Vitamin D metabolism in the premature newborn: A randomized trial

Background & aims: Vitamin D status during infancy has been associated with important pediatric health outcomes; however concentrations of many vitamin D metabolites in premature infants are not yet described. The objective of this study was to evaluate concentrations of 25(OH)D₃, 24,25(OH)₂D₃, and 3-epi-25(OH)D₃ in premature infants. Methods: 32 infants <32 weeks gestation were randomized to receive 400 or 800 IU/day of vitamin D₃ orally. Vitamin D metabolites from serum obtained monthly were analyzed in triplicate using a novel, very sensitive Liquid Chromatography-Tandem Mass Spectrometry-based method. Statistical analysis was conducted using the Fisher's exact test, Wilcoxon Rank Sum test, and Spearman correlation coefficients.
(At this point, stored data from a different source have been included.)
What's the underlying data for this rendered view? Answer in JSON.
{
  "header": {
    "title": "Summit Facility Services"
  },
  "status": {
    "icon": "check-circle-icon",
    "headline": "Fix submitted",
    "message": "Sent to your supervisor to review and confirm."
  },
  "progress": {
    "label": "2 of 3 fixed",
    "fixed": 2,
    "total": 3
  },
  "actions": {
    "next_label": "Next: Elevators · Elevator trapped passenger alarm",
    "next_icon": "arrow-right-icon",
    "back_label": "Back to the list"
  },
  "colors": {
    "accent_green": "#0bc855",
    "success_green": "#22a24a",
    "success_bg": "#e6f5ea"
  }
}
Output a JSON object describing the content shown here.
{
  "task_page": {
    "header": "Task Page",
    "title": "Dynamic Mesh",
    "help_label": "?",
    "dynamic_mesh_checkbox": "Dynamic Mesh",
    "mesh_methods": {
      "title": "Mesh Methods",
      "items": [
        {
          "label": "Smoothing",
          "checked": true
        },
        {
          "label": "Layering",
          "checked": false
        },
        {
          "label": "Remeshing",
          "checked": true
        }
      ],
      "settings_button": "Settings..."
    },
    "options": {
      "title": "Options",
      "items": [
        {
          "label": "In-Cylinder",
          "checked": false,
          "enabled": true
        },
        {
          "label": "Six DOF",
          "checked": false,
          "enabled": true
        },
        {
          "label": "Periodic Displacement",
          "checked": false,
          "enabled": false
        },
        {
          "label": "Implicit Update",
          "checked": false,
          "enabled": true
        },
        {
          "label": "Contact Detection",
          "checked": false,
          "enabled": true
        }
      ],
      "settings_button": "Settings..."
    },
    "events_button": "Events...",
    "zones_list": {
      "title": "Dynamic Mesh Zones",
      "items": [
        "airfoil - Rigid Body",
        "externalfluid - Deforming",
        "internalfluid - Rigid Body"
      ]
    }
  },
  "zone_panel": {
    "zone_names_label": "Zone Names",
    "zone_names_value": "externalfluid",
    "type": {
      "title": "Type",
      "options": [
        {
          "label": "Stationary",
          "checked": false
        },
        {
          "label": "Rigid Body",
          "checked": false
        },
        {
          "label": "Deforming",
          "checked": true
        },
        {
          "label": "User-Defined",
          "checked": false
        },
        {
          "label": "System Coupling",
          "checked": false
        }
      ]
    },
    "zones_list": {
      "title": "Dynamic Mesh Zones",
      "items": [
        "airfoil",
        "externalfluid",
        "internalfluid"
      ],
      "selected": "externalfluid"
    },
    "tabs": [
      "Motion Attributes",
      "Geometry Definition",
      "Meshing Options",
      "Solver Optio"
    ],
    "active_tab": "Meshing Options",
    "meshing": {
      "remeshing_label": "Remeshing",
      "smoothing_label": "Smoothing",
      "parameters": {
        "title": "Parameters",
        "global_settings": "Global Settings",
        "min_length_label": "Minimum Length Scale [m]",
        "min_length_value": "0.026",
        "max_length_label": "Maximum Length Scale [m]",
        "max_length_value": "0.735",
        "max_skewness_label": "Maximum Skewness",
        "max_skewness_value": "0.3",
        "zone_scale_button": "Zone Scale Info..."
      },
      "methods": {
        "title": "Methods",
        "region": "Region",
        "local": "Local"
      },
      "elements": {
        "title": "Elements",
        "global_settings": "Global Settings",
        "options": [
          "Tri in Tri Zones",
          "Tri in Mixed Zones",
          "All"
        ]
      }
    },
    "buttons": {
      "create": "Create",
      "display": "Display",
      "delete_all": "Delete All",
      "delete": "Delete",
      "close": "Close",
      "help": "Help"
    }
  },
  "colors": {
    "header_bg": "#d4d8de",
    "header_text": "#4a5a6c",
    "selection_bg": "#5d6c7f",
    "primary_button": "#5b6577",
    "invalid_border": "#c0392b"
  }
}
Measurements over time were fit with linear mixed effect models. A p-value of <0.05 was considered statistically significant. Results: Mean serum 25(OH)D₃ concentrations in cord blood were 17.3 ng/mL; mean 3-epi-25(OH)D₃ were 1.3 ng/mL, mean 24,25(OH)₂D₃ were 1.4 ng/mL. Both 25(OH)D₃ and 3-epi-25(OH)D₃ increased significantly over time, and the percent of total 25(OH)D₃ concentration that was 3-epi-25(OH)D₃ also increased significantly (7.2% vs. 29.7%, p < 0.0001 for cord blood vs. 8 weeks). Serum 25(OH)D₃:24,25(OH)₂D₃ ratios at weeks 4 and 8 were higher than ratios reported in older children and adults. Conclusion: Vitamin D metabolism in infants appears to have distinct differences from adults. Vitamin D supplementation was effective in raising 25(OH)D₃ concentrations; however significant increases in 3-epi-25(OH)D₃ also occurred. Increased 25(OH)D₃: 24,25(OH)₂D₃ ratios in premature infants may be due to immature expression of CYP24A1. Further work is necessary to determine if there are developmental advantages to this unique vitamin D metabolism.